Once I noticed the Tiny Sprouts flax and chia seeds working, I did some more research on the hemp seeds. I was astonished to find out how much nutrition they have in them! We were already using them along with the flax and chia seeds, but my research on the hemp seeds is really what got me thinking about how to use food for his chemo side effects and ultimately for the tumor itself. They tell you that there is not much that can alter the chemo-induced low blood counts, which is true to an extent.

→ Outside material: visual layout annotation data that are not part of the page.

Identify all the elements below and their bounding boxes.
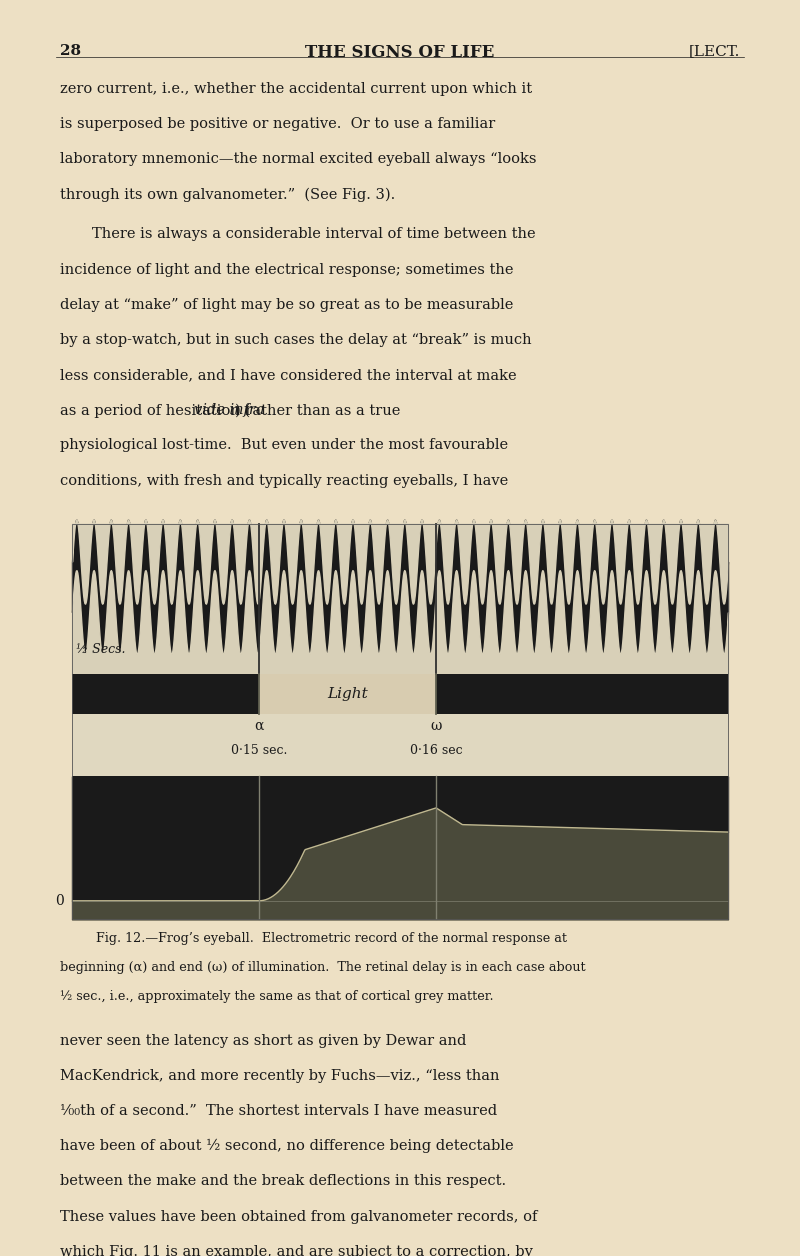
Bar xyxy=(72,524,728,919)
Text: incidence of light and the electrical response; sometimes the: incidence of light and the electrical re… xyxy=(60,263,514,276)
Bar xyxy=(72,524,728,919)
Bar xyxy=(259,674,436,713)
Text: These values have been obtained from galvanometer records, of: These values have been obtained from gal… xyxy=(60,1210,538,1223)
Text: through its own galvanometer.”  (See Fig. 3).: through its own galvanometer.” (See Fig.… xyxy=(60,187,395,201)
Bar xyxy=(72,776,728,919)
Text: beginning (α) and end (ω) of illumination.  The retinal delay is in each case ab: beginning (α) and end (ω) of illuminatio… xyxy=(60,961,586,973)
Text: α: α xyxy=(254,718,264,732)
Text: THE SIGNS OF LIFE: THE SIGNS OF LIFE xyxy=(306,44,494,62)
Text: There is always a considerable interval of time between the: There is always a considerable interval … xyxy=(92,227,536,241)
Text: conditions, with fresh and typically reacting eyeballs, I have: conditions, with fresh and typically rea… xyxy=(60,474,508,487)
Text: 0: 0 xyxy=(55,894,64,908)
Text: ) rather than as a true: ) rather than as a true xyxy=(234,403,400,417)
Text: [LECT.: [LECT. xyxy=(689,44,740,58)
Text: zero current, i.e., whether the accidental current upon which it: zero current, i.e., whether the accident… xyxy=(60,82,532,95)
Text: ½ Secs.: ½ Secs. xyxy=(76,643,126,656)
Bar xyxy=(72,674,728,713)
Text: ½ sec., i.e., approximately the same as that of cortical grey matter.: ½ sec., i.e., approximately the same as … xyxy=(60,990,494,1002)
Text: MacKendrick, and more recently by Fuchs—viz., “less than: MacKendrick, and more recently by Fuchs—… xyxy=(60,1069,499,1083)
Text: vide infra: vide infra xyxy=(194,403,265,417)
Bar xyxy=(72,524,728,674)
Text: 0·16 sec: 0·16 sec xyxy=(410,744,462,757)
Text: never seen the latency as short as given by Dewar and: never seen the latency as short as given… xyxy=(60,1034,466,1048)
Text: as a period of hesitation (: as a period of hesitation ( xyxy=(60,403,250,417)
Text: between the make and the break deflections in this respect.: between the make and the break deflectio… xyxy=(60,1174,506,1188)
Text: less considerable, and I have considered the interval at make: less considerable, and I have considered… xyxy=(60,368,517,382)
Text: Fig. 12.—Frog’s eyeball.  Electrometric record of the normal response at: Fig. 12.—Frog’s eyeball. Electrometric r… xyxy=(96,932,567,945)
Text: is superposed be positive or negative.  Or to use a familiar: is superposed be positive or negative. O… xyxy=(60,117,495,131)
Text: delay at “make” of light may be so great as to be measurable: delay at “make” of light may be so great… xyxy=(60,298,514,311)
Text: laboratory mnemonic—the normal excited eyeball always “looks: laboratory mnemonic—the normal excited e… xyxy=(60,152,537,166)
Text: ω: ω xyxy=(430,718,442,732)
Text: physiological lost-time.  But even under the most favourable: physiological lost-time. But even under … xyxy=(60,438,508,452)
Text: Light: Light xyxy=(327,687,368,701)
Text: which Fig. 11 is an example, and are subject to a correction, by: which Fig. 11 is an example, and are sub… xyxy=(60,1245,533,1256)
Text: ⅟₀₀th of a second.”  The shortest intervals I have measured: ⅟₀₀th of a second.” The shortest interva… xyxy=(60,1104,497,1118)
Text: have been of about ½ second, no difference being detectable: have been of about ½ second, no differen… xyxy=(60,1139,514,1153)
Text: by a stop-watch, but in such cases the delay at “break” is much: by a stop-watch, but in such cases the d… xyxy=(60,333,532,347)
Text: 28: 28 xyxy=(60,44,81,58)
Text: 0·15 sec.: 0·15 sec. xyxy=(230,744,287,757)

There’s nothing I can feed him that will directly increase his red or white blood cells BUT so many foods have immune boosting nutrients including nuts, seeds, spices and legumes.
We’re believers that food is medicine and that every bite can either help fight or feed disease. Is this something that you believe in as well?
SS: I believe we all need to be super mindful about what we are feeding our children - with or without cancer.
Nutrition should 100% be part of every cancer treatment. At the very least, Austin is off his laxatives and stool softeners. He’s healthier. He’s happier. He’s gaining weight. He’s a typical toddler! I also think his immune system is stronger since overhauling his diet.
And an update on Austin's tumor. The first MRI after the initial diagnosis was in April 2023 before our diet changes and the tumor was stable, which is really good news. No growth is always a win with brain tumors! The second MRI was in July 2023 after many of our diet changes and the tumor had shrunk substantially! He has his third MRI in October, so please send prayers and good vibes for stability or shrinkage of the tumor. No one will ever understand how absolutely terrifying these scans are. The love and worry we have for our babies is immeasurable.
As readers are eager to get involved, especially during Childhood Cancer Awareness Month, how else can they take action and contribute to childhood cancer patients and families in a meaningful way?
SS: Childhood cancer research only receives 4% of the national cancer research budget. Childhood cancer is not rare - 1 out of every 285 children will be diagnosed with cancer by the time they are 20. 1 out of 5 children with cancer will die. Brain tumors are the deadliest form of childhood cancer. You never really think it can happen to you - but it happened to us, and it can happen to anyone. Most childhood cancer research is privately funded through charities and foundations, which is why we try so hard to increase awareness and raise money. Any donation, big or small, is very meaningful. Sharing our story is also an easy way to help spread awareness of this important cause.